Of all major sporting events in 2020, one of the last to formalise amended plans for competition because of the COVID-19 pandemic is the Tour de France.
The race was originally due to start on 27 June and finish on 19 July; a meeting between the UCI and the ASO on Wednesday is expected to formalise a revised date, with the intentions of a Grand Départ in Nice on 29 August, with the finish in Paris expected to be 20 September.
Many sports were quick to announce dramatic changes to competition schedules when the lockdown measures and actions to limit the spread of COVID-19 were put into action. Cycling has been no different, with one major exception: the Tour de France.
While all bike racing has been cancelled or postponed since mid-March 2020, the biggest event in the sport has not made any formal declarations about a change of date but this is expected to come as early as tomorrow.
Widely regarded as the world’s biggest annual sporting event, the Tour has a history dating back to 1903.
The race has been suspended twice in the past, for the two World Wars, skipping the years 1915 to 1918 (WWI) and 1940 to 1946 (WWII).
There has been minimal communication to date about how the organisers of the Tour, Amaury Sport Organisation (ASO), is planning to host the 107th Tour de France in 2020.
At the end March, race director Christian Prudhomme ruled out the possibility of staging the Tour this year on a compromised, shorter route or in less than the traditional three-week duration.
The intention had been to delay making any formal statement about amendments to the proposed dates until 15 May but recent declarations from the President of France, Emmanuel Macron, have forced the ASO to reconsider these plans.
In a televised speech on Monday, Macron stated that “major festivals and events with a large audience will not be able to be held at least until mid-July”. Any assumptions that the Tour would somehow be immune to these restrictions are now essentially void.

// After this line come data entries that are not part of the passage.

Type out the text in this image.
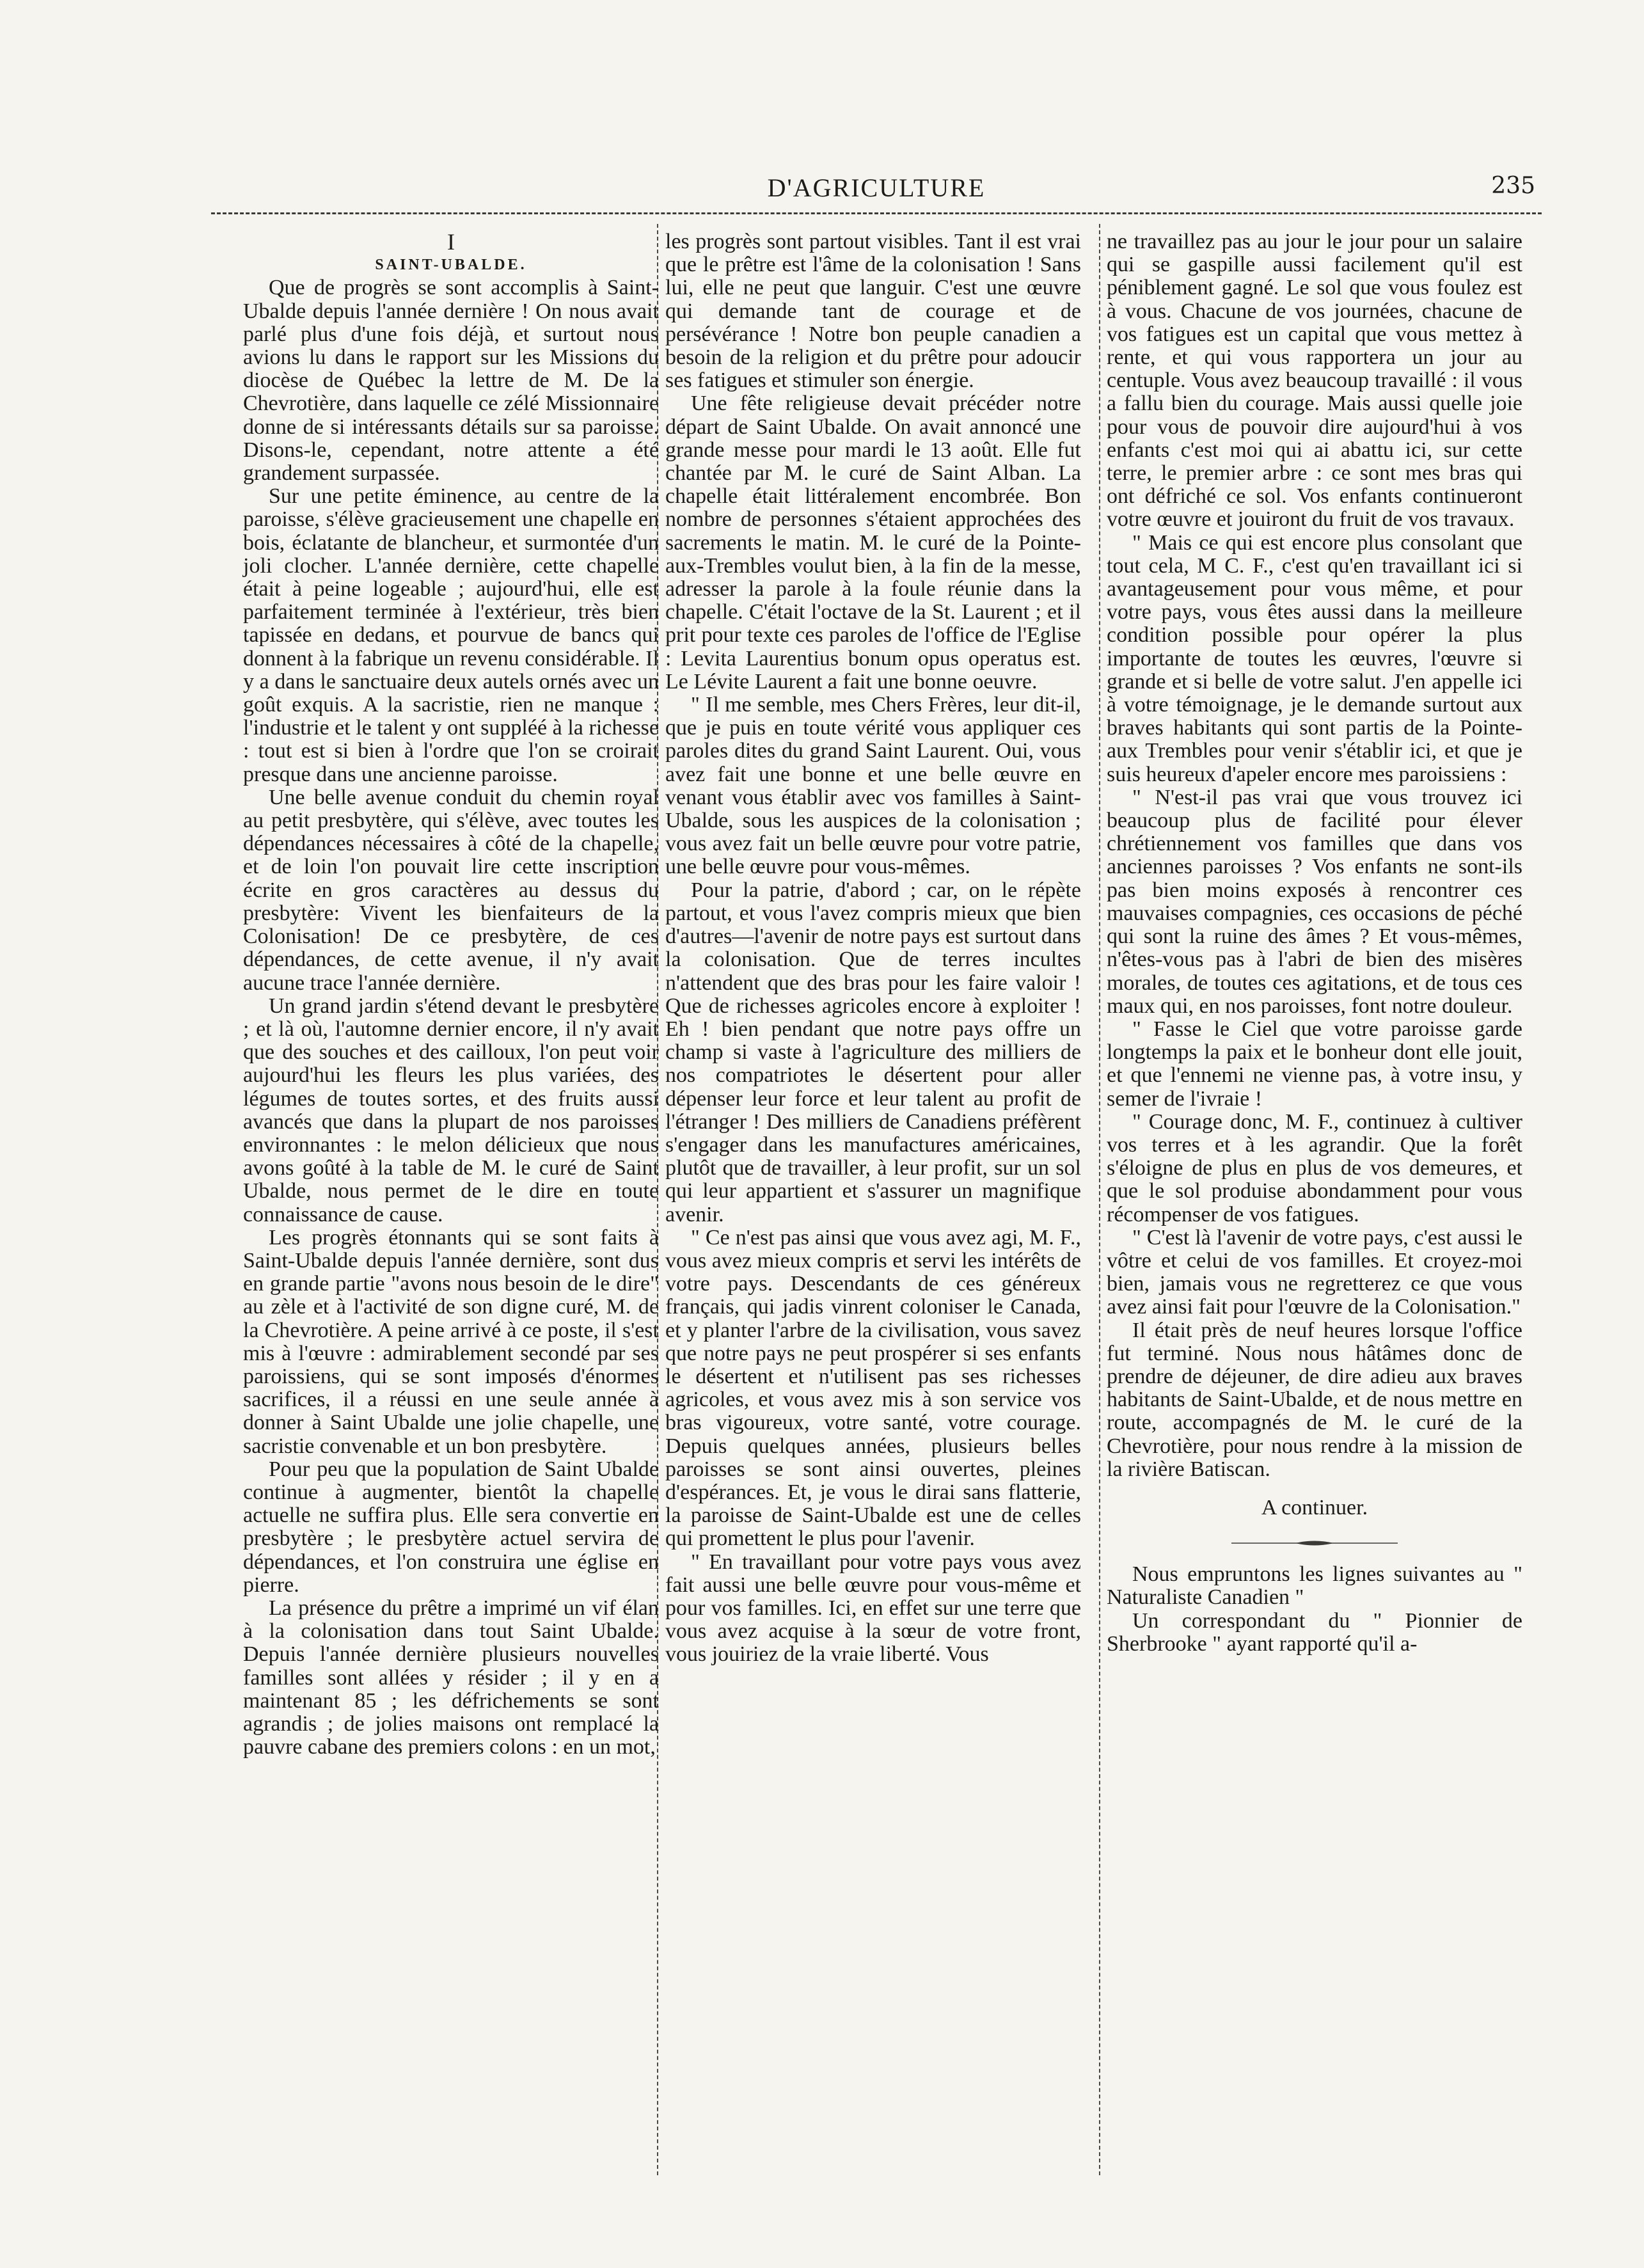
D'AGRICULTURE	235

I

SAINT-UBALDE.

Que de progrès se sont accomplis à Saint-Ubalde depuis l'année dernière ! On nous avait parlé plus d'une fois déjà, et surtout nous avions lu dans le rapport sur les Missions du diocèse de Québec la lettre de M. De la Chevrotière, dans laquelle ce zélé Missionnaire donne de si intéressants détails sur sa paroisse. Disons-le, cependant, notre attente a été grandement surpassée.

Sur une petite éminence, au centre de la paroisse, s'élève gracieusement une chapelle en bois, éclatante de blancheur, et surmontée d'un joli clocher. L'année dernière, cette chapelle était à peine logeable ; aujourd'hui, elle est parfaitement terminée à l'extérieur, très bien tapissée en dedans, et pourvue de bancs qui donnent à la fabrique un revenu considérable. Il y a dans le sanctuaire deux autels ornés avec un goût exquis. A la sacristie, rien ne manque : l'industrie et le talent y ont suppléé à la richesse : tout est si bien à l'ordre que l'on se croirait presque dans une ancienne paroisse.

Une belle avenue conduit du chemin royal au petit presbytère, qui s'élève, avec toutes les dépendances nécessaires à côté de la chapelle, et de loin l'on pouvait lire cette inscription écrite en gros caractères au dessus du presbytère: Vivent les bienfaiteurs de la Colonisation! De ce presbytère, de ces dépendances, de cette avenue, il n'y avait aucune trace l'année dernière.

Un grand jardin s'étend devant le presbytère ; et là où, l'automne dernier encore, il n'y avait que des souches et des cailloux, l'on peut voir aujourd'hui les fleurs les plus variées, des légumes de toutes sortes, et des fruits aussi avancés que dans la plupart de nos paroisses environnantes : le melon délicieux que nous avons goûté à la table de M. le curé de Saint Ubalde, nous permet de le dire en toute connaissance de cause.

Les progrès étonnants qui se sont faits à Saint-Ubalde depuis l'année dernière, sont dus en grande partie "avons nous besoin de le dire" au zèle et à l'activité de son digne curé, M. de la Chevrotière. A peine arrivé à ce poste, il s'est mis à l'œuvre : admirablement secondé par ses paroissiens, qui se sont imposés d'énormes sacrifices, il a réussi en une seule année à donner à Saint Ubalde une jolie chapelle, une sacristie convenable et un bon presbytère.

Pour peu que la population de Saint Ubalde continue à augmenter, bientôt la chapelle actuelle ne suffira plus. Elle sera convertie en presbytère ; le presbytère actuel servira de dépendances, et l'on construira une église en pierre.

La présence du prêtre a imprimé un vif élan à la colonisation dans tout Saint Ubalde. Depuis l'année dernière plusieurs nouvelles familles sont allées y résider ; il y en a maintenant 85 ; les défrichements se sont agrandis ; de jolies maisons ont remplacé la pauvre cabane des premiers colons : en un mot,

les progrès sont partout visibles. Tant il est vrai que le prêtre est l'âme de la colonisation ! Sans lui, elle ne peut que languir. C'est une œuvre qui demande tant de courage et de persévérance ! Notre bon peuple canadien a besoin de la religion et du prêtre pour adoucir ses fatigues et stimuler son énergie.

Une fête religieuse devait précéder notre départ de Saint Ubalde. On avait annoncé une grande messe pour mardi le 13 août. Elle fut chantée par M. le curé de Saint Alban. La chapelle était littéralement encombrée. Bon nombre de personnes s'étaient approchées des sacrements le matin. M. le curé de la Pointe-aux-Trembles voulut bien, à la fin de la messe, adresser la parole à la foule réunie dans la chapelle. C'était l'octave de la St. Laurent ; et il prit pour texte ces paroles de l'office de l'Eglise : Levita Laurentius bonum opus operatus est. Le Lévite Laurent a fait une bonne oeuvre.

" Il me semble, mes Chers Frères, leur dit-il, que je puis en toute vérité vous appliquer ces paroles dites du grand Saint Laurent. Oui, vous avez fait une bonne et une belle œuvre en venant vous établir avec vos familles à Saint-Ubalde, sous les auspices de la colonisation ; vous avez fait un belle œuvre pour votre patrie, une belle œuvre pour vous-mêmes.

Pour la patrie, d'abord ; car, on le répète partout, et vous l'avez compris mieux que bien d'autres—l'avenir de notre pays est surtout dans la colonisation. Que de terres incultes n'attendent que des bras pour les faire valoir ! Que de richesses agricoles encore à exploiter ! Eh ! bien pendant que notre pays offre un champ si vaste à l'agriculture des milliers de nos compatriotes le désertent pour aller dépenser leur force et leur talent au profit de l'étranger ! Des milliers de Canadiens préfèrent s'engager dans les manufactures américaines, plutôt que de travailler, à leur profit, sur un sol qui leur appartient et s'assurer un magnifique avenir.

" Ce n'est pas ainsi que vous avez agi, M. F., vous avez mieux compris et servi les intérêts de votre pays. Descendants de ces généreux français, qui jadis vinrent coloniser le Canada, et y planter l'arbre de la civilisation, vous savez que notre pays ne peut prospérer si ses enfants le désertent et n'utilisent pas ses richesses agricoles, et vous avez mis à son service vos bras vigoureux, votre santé, votre courage. Depuis quelques années, plusieurs belles paroisses se sont ainsi ouvertes, pleines d'espérances. Et, je vous le dirai sans flatterie, la paroisse de Saint-Ubalde est une de celles qui promettent le plus pour l'avenir.

" En travaillant pour votre pays vous avez fait aussi une belle œuvre pour vous-même et pour vos familles. Ici, en effet sur une terre que vous avez acquise à la sœur de votre front, vous jouiriez de la vraie liberté. Vous

ne travaillez pas au jour le jour pour un salaire qui se gaspille aussi facilement qu'il est péniblement gagné. Le sol que vous foulez est à vous. Chacune de vos journées, chacune de vos fatigues est un capital que vous mettez à rente, et qui vous rapportera un jour au centuple. Vous avez beaucoup travaillé : il vous a fallu bien du courage. Mais aussi quelle joie pour vous de pouvoir dire aujourd'hui à vos enfants c'est moi qui ai abattu ici, sur cette terre, le premier arbre : ce sont mes bras qui ont défriché ce sol. Vos enfants continueront votre œuvre et jouiront du fruit de vos travaux.

" Mais ce qui est encore plus consolant que tout cela, M C. F., c'est qu'en travaillant ici si avantageusement pour vous même, et pour votre pays, vous êtes aussi dans la meilleure condition possible pour opérer la plus importante de toutes les œuvres, l'œuvre si grande et si belle de votre salut. J'en appelle ici à votre témoignage, je le demande surtout aux braves habitants qui sont partis de la Pointe-aux Trembles pour venir s'établir ici, et que je suis heureux d'apeler encore mes paroissiens :

" N'est-il pas vrai que vous trouvez ici beaucoup plus de facilité pour élever chrétiennement vos familles que dans vos anciennes paroisses ? Vos enfants ne sont-ils pas bien moins exposés à rencontrer ces mauvaises compagnies, ces occasions de péché qui sont la ruine des âmes ? Et vous-mêmes, n'êtes-vous pas à l'abri de bien des misères morales, de toutes ces agitations, et de tous ces maux qui, en nos paroisses, font notre douleur.

" Fasse le Ciel que votre paroisse garde longtemps la paix et le bonheur dont elle jouit, et que l'ennemi ne vienne pas, à votre insu, y semer de l'ivraie !

" Courage donc, M. F., continuez à cultiver vos terres et à les agrandir. Que la forêt s'éloigne de plus en plus de vos demeures, et que le sol produise abondamment pour vous récompenser de vos fatigues.

" C'est là l'avenir de votre pays, c'est aussi le vôtre et celui de vos familles. Et croyez-moi bien, jamais vous ne regretterez ce que vous avez ainsi fait pour l'œuvre de la Colonisation."

Il était près de neuf heures lorsque l'office fut terminé. Nous nous hâtâmes donc de prendre de déjeuner, de dire adieu aux braves habitants de Saint-Ubalde, et de nous mettre en route, accompagnés de M. le curé de la Chevrotière, pour nous rendre à la mission de la rivière Batiscan.

A continuer.

Nous empruntons les lignes suivantes au " Naturaliste Canadien "

Un correspondant du " Pionnier de Sherbrooke " ayant rapporté qu'il a-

On Wednesday, when the UCI and ASO are expected to formalise proposed new dates for Le Tour 2020, it would have been 72 days until the first of 21 stages that make up the route from Nice to Paris.
If the proposed new dates are formalised, there will be 135 days until stage one of Le Tour 2020.
With a start on the Côte d’Azur and a zig-zagging itinerary steering the peloton to the Pyrenees in the west, before turning north and crossing back to the Alps in the east via the Massif Central, the Tour of 2020 was to conclude with a steep time trial to La Planches des Belles Filles on the final Saturday, followed by the procession stage to Paris.
No route of the Tour de France is ever the same, so any amendment to the complicated puzzle requires enormous planning. When the organisers also have to take into account the possibility of date clashes with other events, it becomes considerably more complex.
Even with the proposed new dates, there is a likely crossover of key races: the final stage of Le Tour and the UCI world championships.
The elite men’s individual time trial at the worlds of 2020 has been scheduled to open the championships in Aigle, Switzerland on 20 September, when the ASO is hoping to close down the streets of Paris for the final stage of the (altered) Tour de France.
We can safely assume that the discussions between ASO and the UCI on Wednesday will take this clash of dates into consideration.
The news of a possible date alteration for the Tour opens up a range of related conversation topics but the view of many in the pro cycling community is that the Tour de France should receive priority over all other events.
Before any sporting event can realistically proceed, however, authorities must be satisfied that the pandemic has been appropriately contained. And this is another huge assumption; in April 2020 – with much of the world in shutdown, restrictions in place for exercise, and movement severely limited – there is no way of knowing what things will be like in August.
France’s exposure to COVID-19 has been significant with the country recently recording over 100,000 confirmed cases, with almost 16,000 deaths associated to the virus.
A bike race, as significant as it may be, is not a priority in the broader scheme of things but the proposed date change does at least provide a degree of clarity for the thousands who are associated with the Tour.
We wait to see if the late-August start date is formalised on Wednesday (European time).
If it does get shunted along the calendar by 63 days, it will easily be the latest start the Tour has had.
The original date for this year’s Tour de France had been brought forward a week to accommodate for the expectation of an Olympics in Tokyo starting at the end of July.
The IOC realised weeks ago that changes needed to be made and a postponement was duly announced. Now, we wait to see what will come of the Tour in 2020. Whatever happens, it’s going to be an entirely different contest to the one that was due to start in June.
– By Rob Arnold
NOTE: RIDE Media is the publisher of the Official Tour de France Guide, produced in association with ASO and L’Equipe each year. We have temporarily suspended pre-orders for the 2020 edition until receiving confirmation from ASO about this future of this year’s race.